Psychology faculty team with researchers to develop new method to speed repair of damaged nerves
Posted: June 2, 2012
from left: Francisco Gonzalez-Lima, Timothy Schallert
Drs. Tim Schallert and Francisco Gonzalez-Lima are part of a team of researchers engaged in an exciting new study which holds the promise of restoring a degree of mobility to victims of paralysis. The lead investigator of the study, neurobiologist George Bittner, had been trying to come up with a procedure to rejoin damaged peripheral nerves. Using tiny sutures and chemical compounds to fuse nerve endings together, he was able to hasten the healing process so that it takes only days, rather than months.
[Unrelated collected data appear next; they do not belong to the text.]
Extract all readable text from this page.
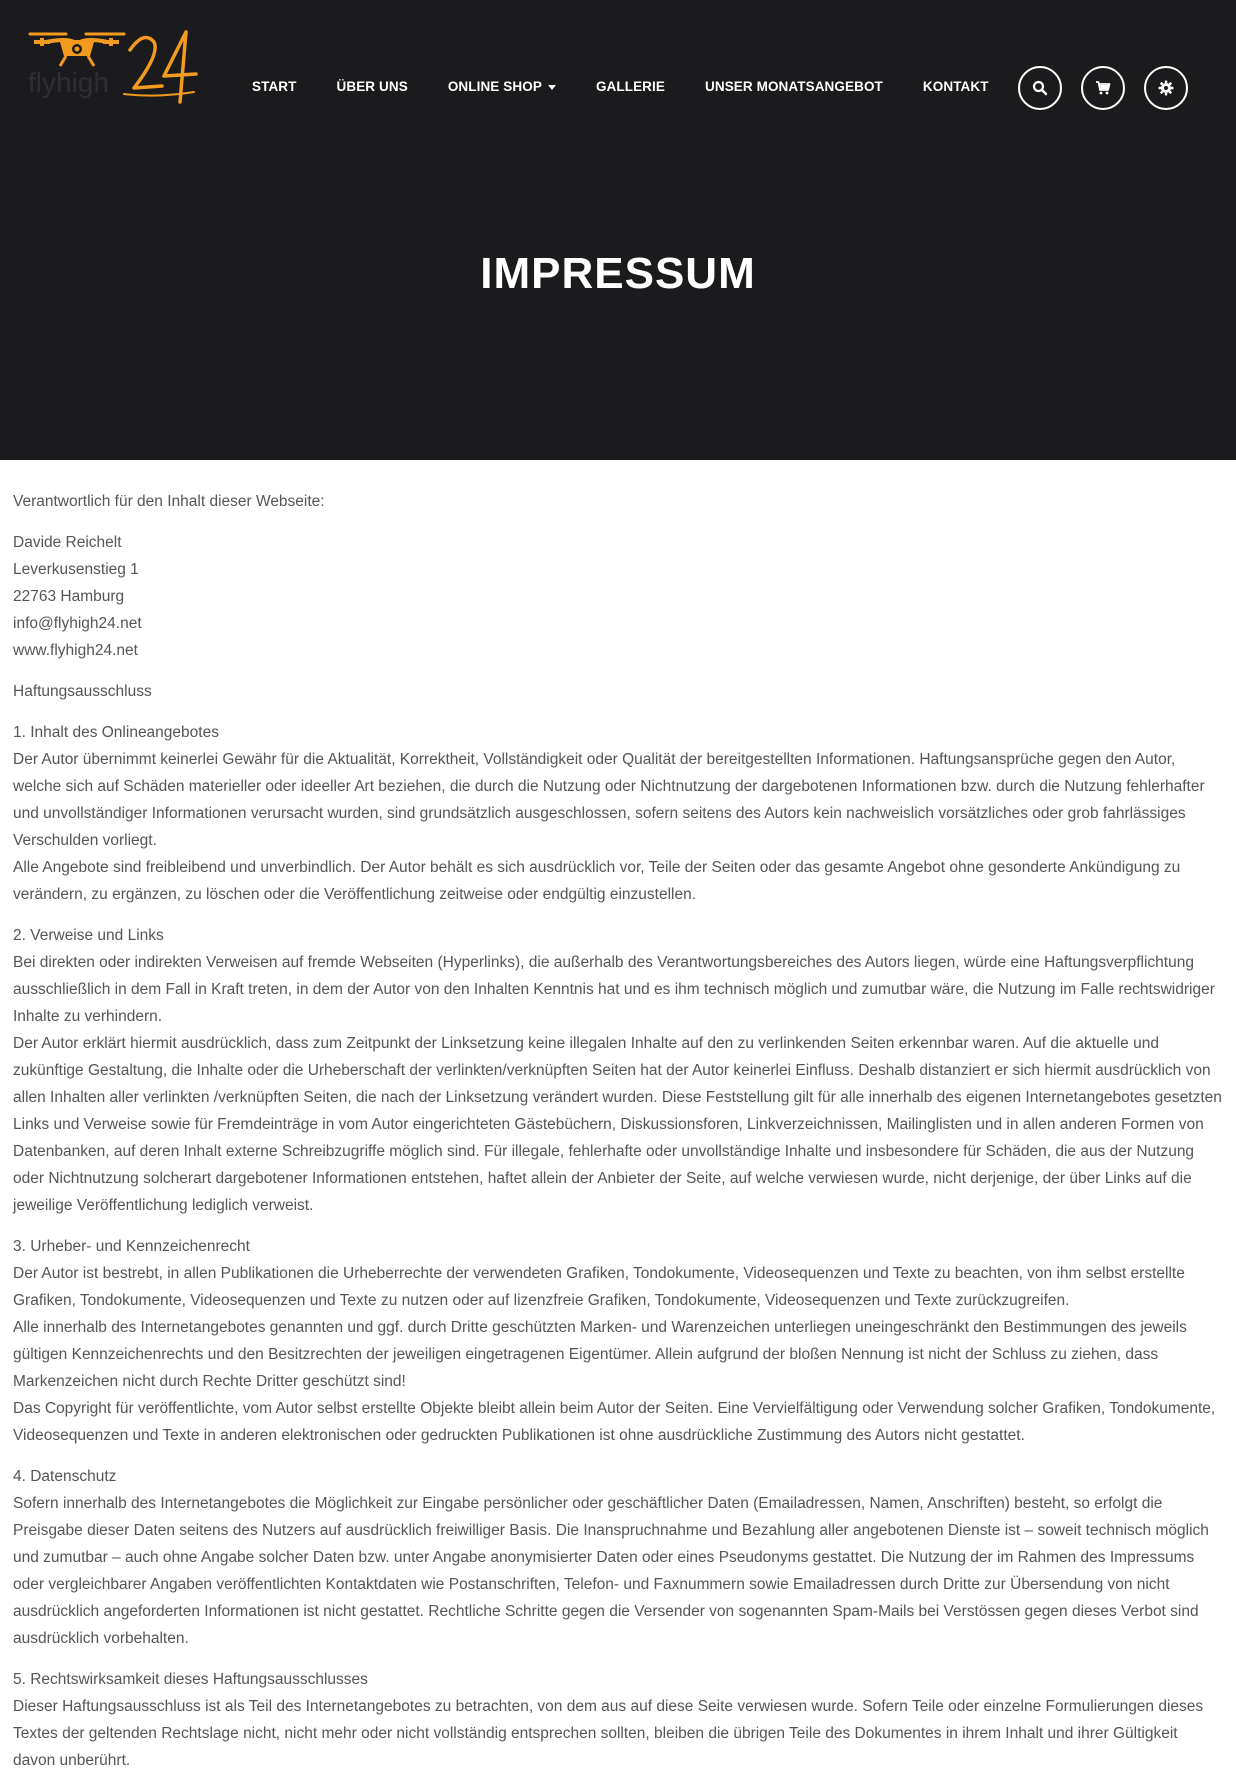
flyhigh	START	ÜBER UNS	ONLINE SHOP	GALLERIE	UNSER MONATSANGEBOT	KONTAKT
IMPRESSUM

Verantwortlich für den Inhalt dieser Webseite:

Davide Reichelt
Leverkusenstieg 1
22763 Hamburg
info@flyhigh24.net
www.flyhigh24.net

Haftungsausschluss

1. Inhalt des Onlineangebotes
Der Autor übernimmt keinerlei Gewähr für die Aktualität, Korrektheit, Vollständigkeit oder Qualität der bereitgestellten Informationen. Haftungsansprüche gegen den Autor, welche sich auf Schäden materieller oder ideeller Art beziehen, die durch die Nutzung oder Nichtnutzung der dargebotenen Informationen bzw. durch die Nutzung fehlerhafter und unvollständiger Informationen verursacht wurden, sind grundsätzlich ausgeschlossen, sofern seitens des Autors kein nachweislich vorsätzliches oder grob fahrlässiges Verschulden vorliegt.
Alle Angebote sind freibleibend und unverbindlich. Der Autor behält es sich ausdrücklich vor, Teile der Seiten oder das gesamte Angebot ohne gesonderte Ankündigung zu verändern, zu ergänzen, zu löschen oder die Veröffentlichung zeitweise oder endgültig einzustellen.

2. Verweise und Links
Bei direkten oder indirekten Verweisen auf fremde Webseiten (Hyperlinks), die außerhalb des Verantwortungsbereiches des Autors liegen, würde eine Haftungsverpflichtung ausschließlich in dem Fall in Kraft treten, in dem der Autor von den Inhalten Kenntnis hat und es ihm technisch möglich und zumutbar wäre, die Nutzung im Falle rechtswidriger Inhalte zu verhindern.
Der Autor erklärt hiermit ausdrücklich, dass zum Zeitpunkt der Linksetzung keine illegalen Inhalte auf den zu verlinkenden Seiten erkennbar waren. Auf die aktuelle und zukünftige Gestaltung, die Inhalte oder die Urheberschaft der verlinkten/verknüpften Seiten hat der Autor keinerlei Einfluss. Deshalb distanziert er sich hiermit ausdrücklich von allen Inhalten aller verlinkten /verknüpften Seiten, die nach der Linksetzung verändert wurden. Diese Feststellung gilt für alle innerhalb des eigenen Internetangebotes gesetzten Links und Verweise sowie für Fremdeinträge in vom Autor eingerichteten Gästebüchern, Diskussionsforen, Linkverzeichnissen, Mailinglisten und in allen anderen Formen von Datenbanken, auf deren Inhalt externe Schreibzugriffe möglich sind. Für illegale, fehlerhafte oder unvollständige Inhalte und insbesondere für Schäden, die aus der Nutzung oder Nichtnutzung solcherart dargebotener Informationen entstehen, haftet allein der Anbieter der Seite, auf welche verwiesen wurde, nicht derjenige, der über Links auf die jeweilige Veröffentlichung lediglich verweist.

3. Urheber- und Kennzeichenrecht
Der Autor ist bestrebt, in allen Publikationen die Urheberrechte der verwendeten Grafiken, Tondokumente, Videosequenzen und Texte zu beachten, von ihm selbst erstellte Grafiken, Tondokumente, Videosequenzen und Texte zu nutzen oder auf lizenzfreie Grafiken, Tondokumente, Videosequenzen und Texte zurückzugreifen.
Alle innerhalb des Internetangebotes genannten und ggf. durch Dritte geschützten Marken- und Warenzeichen unterliegen uneingeschränkt den Bestimmungen des jeweils gültigen Kennzeichenrechts und den Besitzrechten der jeweiligen eingetragenen Eigentümer. Allein aufgrund der bloßen Nennung ist nicht der Schluss zu ziehen, dass Markenzeichen nicht durch Rechte Dritter geschützt sind!
Das Copyright für veröffentlichte, vom Autor selbst erstellte Objekte bleibt allein beim Autor der Seiten. Eine Vervielfältigung oder Verwendung solcher Grafiken, Tondokumente, Videosequenzen und Texte in anderen elektronischen oder gedruckten Publikationen ist ohne ausdrückliche Zustimmung des Autors nicht gestattet.

4. Datenschutz
Sofern innerhalb des Internetangebotes die Möglichkeit zur Eingabe persönlicher oder geschäftlicher Daten (Emailadressen, Namen, Anschriften) besteht, so erfolgt die Preisgabe dieser Daten seitens des Nutzers auf ausdrücklich freiwilliger Basis. Die Inanspruchnahme und Bezahlung aller angebotenen Dienste ist – soweit technisch möglich und zumutbar – auch ohne Angabe solcher Daten bzw. unter Angabe anonymisierter Daten oder eines Pseudonyms gestattet. Die Nutzung der im Rahmen des Impressums oder vergleichbarer Angaben veröffentlichten Kontaktdaten wie Postanschriften, Telefon- und Faxnummern sowie Emailadressen durch Dritte zur Übersendung von nicht ausdrücklich angeforderten Informationen ist nicht gestattet. Rechtliche Schritte gegen die Versender von sogenannten Spam-Mails bei Verstössen gegen dieses Verbot sind ausdrücklich vorbehalten.

5. Rechtswirksamkeit dieses Haftungsausschlusses
Dieser Haftungsausschluss ist als Teil des Internetangebotes zu betrachten, von dem aus auf diese Seite verwiesen wurde. Sofern Teile oder einzelne Formulierungen dieses Textes der geltenden Rechtslage nicht, nicht mehr oder nicht vollständig entsprechen sollten, bleiben die übrigen Teile des Dokumentes in ihrem Inhalt und ihrer Gültigkeit davon unberührt.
The study was published in the May 2012 issue of the Journal of Neuroscience Research ["Rapid, effective, and long-lasting behavioral recovery produced by microsutures, methylene blue, and polyethylene glycol after completely cutting rat sciatic nerves"].
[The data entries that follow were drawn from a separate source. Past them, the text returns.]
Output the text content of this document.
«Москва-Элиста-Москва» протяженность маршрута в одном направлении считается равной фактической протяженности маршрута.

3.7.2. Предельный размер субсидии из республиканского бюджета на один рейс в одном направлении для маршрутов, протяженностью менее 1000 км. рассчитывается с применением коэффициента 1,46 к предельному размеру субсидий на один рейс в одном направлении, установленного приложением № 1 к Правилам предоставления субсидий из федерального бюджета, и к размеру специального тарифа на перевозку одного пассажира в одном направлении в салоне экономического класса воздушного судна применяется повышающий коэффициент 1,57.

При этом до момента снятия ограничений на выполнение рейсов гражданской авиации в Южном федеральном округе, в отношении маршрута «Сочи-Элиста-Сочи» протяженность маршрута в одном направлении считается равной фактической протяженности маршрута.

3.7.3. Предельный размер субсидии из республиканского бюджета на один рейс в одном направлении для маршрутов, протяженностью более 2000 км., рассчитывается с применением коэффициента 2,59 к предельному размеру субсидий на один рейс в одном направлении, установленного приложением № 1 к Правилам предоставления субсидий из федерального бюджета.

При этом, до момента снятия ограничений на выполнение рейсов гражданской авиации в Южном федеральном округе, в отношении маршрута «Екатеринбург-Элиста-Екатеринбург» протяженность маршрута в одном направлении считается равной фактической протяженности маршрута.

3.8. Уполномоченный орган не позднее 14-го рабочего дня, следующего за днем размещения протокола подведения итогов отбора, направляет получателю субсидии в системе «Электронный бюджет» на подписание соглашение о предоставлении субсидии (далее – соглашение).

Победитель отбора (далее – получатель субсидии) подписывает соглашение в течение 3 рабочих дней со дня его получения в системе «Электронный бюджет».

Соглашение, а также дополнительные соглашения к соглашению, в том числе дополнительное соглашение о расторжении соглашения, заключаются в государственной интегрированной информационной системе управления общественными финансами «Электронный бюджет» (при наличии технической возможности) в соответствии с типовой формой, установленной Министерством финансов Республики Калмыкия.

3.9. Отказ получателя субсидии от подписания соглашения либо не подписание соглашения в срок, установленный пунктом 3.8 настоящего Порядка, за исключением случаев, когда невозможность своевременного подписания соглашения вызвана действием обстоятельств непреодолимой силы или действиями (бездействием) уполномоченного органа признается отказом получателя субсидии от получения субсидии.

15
This research was recently featured on National Public Radio (NPR).
Research by Gonzalez-Lima and Schallert contributed to this new method, which relied upon the use of chemical compounds applied in their own investigations. Schallert had been studying neurotoxin-induced neural damage on rats' brains for years. In 2009, he and Gonzalez-Lima co-authored a study showing that a dye called Methylene Blue (MB), a dye with powerful antioxidant and metabolic enhancing properties, might prevent neurotoxin-induced neural damage and associated functional deficits ["Striatal Neuroprotection with Methylene Blue"].
In 2012 Gonzalez-Lima co-authored another study using MB, providing the first demonstration of the anatomical, metabolic and behavioral neuroprotective effects of MB in the striatum in vivo. ["Neurometabolic mechanisms for memory enhancement and neuroprotection of methylene blue"]
Timothy Schallert is Professor of Psychology. His research on recovery of function after brain injury and treatment strategies for stroke, Parkinson's disease, brain tumors and spinal cord injury, has been funded by federal grants for over 30 years.
Francisco Gonzalez-Lima holds the George I. Sanchez Centennial Professorship in Liberal Arts and Sciences. His laboratory has been at the forefront of animal neuroimaging studies of behavioral functions in the world.